This presentation is part of the Cape Perpetua Speaker Series, hosted by the Cape Perpetua Collaborative.

For billions of years, night on Earth was lit only by the moon and stars, and life evolved under regular cycles of bright days and dark nights. All that has changed in the last 130 years, and night on this planet is now liberally colonized with artificial light. This has dire ecological consequences for plants, birds, fish, amphibians, mammals and other wildlife. Light at night also impacts human health, safety and culture. In this talk, we will delve into the importance of darkness for nocturnal wildlife, from migrating birds to sea turtles to intertidal invertebrates and nesting seabirds. We will explore some of the night’s wondrous mysteries and the local and international effort to preserve dark skies in both cities and wild places, from deserts to coastlines.
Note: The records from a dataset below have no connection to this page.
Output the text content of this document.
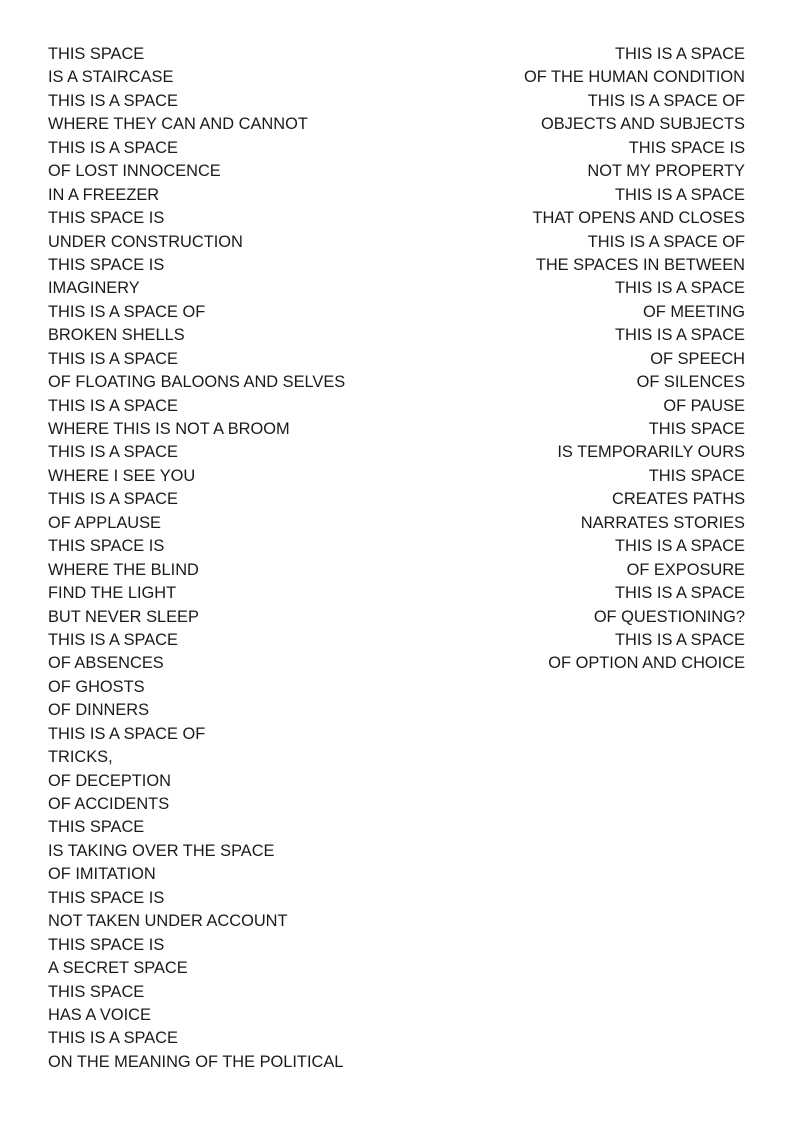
THIS SPACE
IS A STAIRCASE
THIS IS A SPACE
WHERE THEY CAN AND CANNOT
THIS IS A SPACE
OF LOST INNOCENCE
IN A FREEZER
THIS SPACE IS
UNDER CONSTRUCTION
THIS SPACE IS
IMAGINERY
THIS IS A SPACE OF
BROKEN SHELLS
THIS IS A SPACE
OF FLOATING BALOONS AND SELVES
THIS IS A SPACE
WHERE THIS IS NOT A BROOM
THIS IS A SPACE
WHERE I SEE YOU
THIS IS A SPACE
OF APPLAUSE
THIS SPACE IS
WHERE THE BLIND
FIND THE LIGHT
BUT NEVER SLEEP
THIS IS A SPACE
OF ABSENCES
OF GHOSTS
OF DINNERS
THIS IS A SPACE OF
TRICKS,
OF DECEPTION
OF ACCIDENTS
THIS SPACE
IS TAKING OVER THE SPACE
OF IMITATION
THIS SPACE IS
NOT TAKEN UNDER ACCOUNT
THIS SPACE IS
A SECRET SPACE
THIS SPACE
HAS A VOICE
THIS IS A SPACE
ON THE MEANING OF THE POLITICAL
THIS IS A SPACE
OF THE HUMAN CONDITION
THIS IS A SPACE OF
OBJECTS AND SUBJECTS
THIS SPACE IS
NOT MY PROPERTY
THIS IS A SPACE
THAT OPENS AND CLOSES
THIS IS A SPACE OF
THE SPACES IN BETWEEN
THIS IS A SPACE
OF MEETING
THIS IS A SPACE
OF SPEECH
OF SILENCES
OF PAUSE
THIS SPACE
IS TEMPORARILY OURS
THIS SPACE
CREATES PATHS
NARRATES STORIES
THIS IS A SPACE
OF EXPOSURE
THIS IS A SPACE
OF QUESTIONING?
THIS IS A SPACE
OF OPTION AND CHOICE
Mary Coolidge is Audubon’s BirdSafe Campaign Coordinator, working with architects, planners, designers and residents to reduce hazards for birds in the built environment while meeting other design, building performance and climate change objectives. She is dedicated to improving efforts to make urban environments more hospitable to wildlife, to helping connect people to nature and place, and to fall in love with the deep mysteries of the night. Mary splits her time between Portland Audubon and Oregon’s California Condor breeding program.